Ramone Nickerson, a cornerbacks coach, faces two possession with the intent to distribute charges — one for marijuana and another for cocaine. He also faces a single count of possession of a firearm during a drug trafficking offense. 

Louis V. Franklin, the  U.S. Attorney for the Middle District of Alabama, told USA TODAY Sports the charges stem from a search of Nickerson’s vehicle by a state trooper in Russell County on March 13. 

Franklin said there was no evidence that Nickerson peddled drugs at Tuskegee University. Nickerson was found to have about three ounces of cocaine, a pound of marijuana, along with a .40 caliber handgun at the time of the search. 

Typically, drug and gun charges like this would be handled by local prosecutors, but Franklin said the push by U.S. Attorney Jeff Sessions to enforce federal statutes on the use of firearms in drug trafficking made this a federal case. Sessions sent a memo to 94 U.S. Attorneys in October that he wanted them to reemphasize the Project Safe Neighborhoods program to target local gangs and reduce gun violence. 

“By having a gun and the drugs, that made this a big deal,” Franklin said. 

Nickerson, who also played at Tuskegee University, was indicted by a federal grand jury on March 14, according to court records.

He was arraigned on Wednesday and was released on bond.
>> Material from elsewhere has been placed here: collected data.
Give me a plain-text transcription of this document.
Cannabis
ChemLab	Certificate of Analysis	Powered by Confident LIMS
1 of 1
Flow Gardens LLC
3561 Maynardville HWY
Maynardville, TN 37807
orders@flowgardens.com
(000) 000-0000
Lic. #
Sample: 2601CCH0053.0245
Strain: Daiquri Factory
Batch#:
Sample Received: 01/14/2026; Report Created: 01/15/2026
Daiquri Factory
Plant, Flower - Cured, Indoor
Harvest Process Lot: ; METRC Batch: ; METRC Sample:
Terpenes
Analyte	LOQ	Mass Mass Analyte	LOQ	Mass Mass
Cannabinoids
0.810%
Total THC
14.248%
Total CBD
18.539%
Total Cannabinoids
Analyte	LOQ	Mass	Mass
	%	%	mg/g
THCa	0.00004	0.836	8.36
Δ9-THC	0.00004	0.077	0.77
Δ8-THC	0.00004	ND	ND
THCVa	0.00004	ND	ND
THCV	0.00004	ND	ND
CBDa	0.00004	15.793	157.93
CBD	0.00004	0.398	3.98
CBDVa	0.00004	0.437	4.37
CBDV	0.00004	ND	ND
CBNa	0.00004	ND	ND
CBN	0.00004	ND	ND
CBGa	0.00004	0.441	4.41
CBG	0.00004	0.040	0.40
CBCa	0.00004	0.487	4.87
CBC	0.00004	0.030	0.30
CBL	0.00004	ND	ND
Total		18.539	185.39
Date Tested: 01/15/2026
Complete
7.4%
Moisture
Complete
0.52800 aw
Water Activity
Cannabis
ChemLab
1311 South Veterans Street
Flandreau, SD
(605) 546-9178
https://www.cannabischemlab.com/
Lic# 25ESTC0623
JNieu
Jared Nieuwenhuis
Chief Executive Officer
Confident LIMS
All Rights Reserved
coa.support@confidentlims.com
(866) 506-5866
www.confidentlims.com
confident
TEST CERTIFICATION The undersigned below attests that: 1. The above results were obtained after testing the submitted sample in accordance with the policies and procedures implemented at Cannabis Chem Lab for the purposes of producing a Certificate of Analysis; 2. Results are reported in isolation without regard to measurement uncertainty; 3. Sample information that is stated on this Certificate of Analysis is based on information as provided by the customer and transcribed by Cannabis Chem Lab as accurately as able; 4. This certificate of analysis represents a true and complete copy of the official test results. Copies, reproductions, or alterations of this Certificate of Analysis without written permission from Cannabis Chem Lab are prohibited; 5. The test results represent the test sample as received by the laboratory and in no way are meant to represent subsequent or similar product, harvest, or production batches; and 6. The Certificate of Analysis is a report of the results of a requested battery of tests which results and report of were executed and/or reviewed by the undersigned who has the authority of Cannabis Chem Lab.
Nickerson, 33, faces up to 25 years in federal prison if convicted on all three charges, a minimum of five for the gun charge alone. 

“Coaches are role models, teachers and ‘stand-in’ moms and dads for our college athletes,” Franklin said in an email to USA TODAY Sports. “They show young adults how to grow into adulthood by making good choices.  Ramone Nickerson should have been a role model, not just for the young athletes on the Tuskegee University football team, but also for every student at the university, as well as the neighborhood he lived in.

“Instead, he abandoned his responsibilities to the young athletes he coached, and made a choice to chase a fast dollar and expose the community to the dangers of drug trafficking. And, in doing so, he decided that money was more important than his good name, more important than his status as a role model, and more important than his community, as well as the young people growing up in it.”

In a statement to USA TODAY Sports, the school said: “The university has learned of Mr. Nickerson’s recent arrest, and because of the active investigation related to these charges, we cannot comment on his legal situation or employment standing at this time.”

The school website still listed Nickerson as an assistant coach Wednesday afternoon. Nickerson is a former Tuskegee defensive back and graduated in 2009.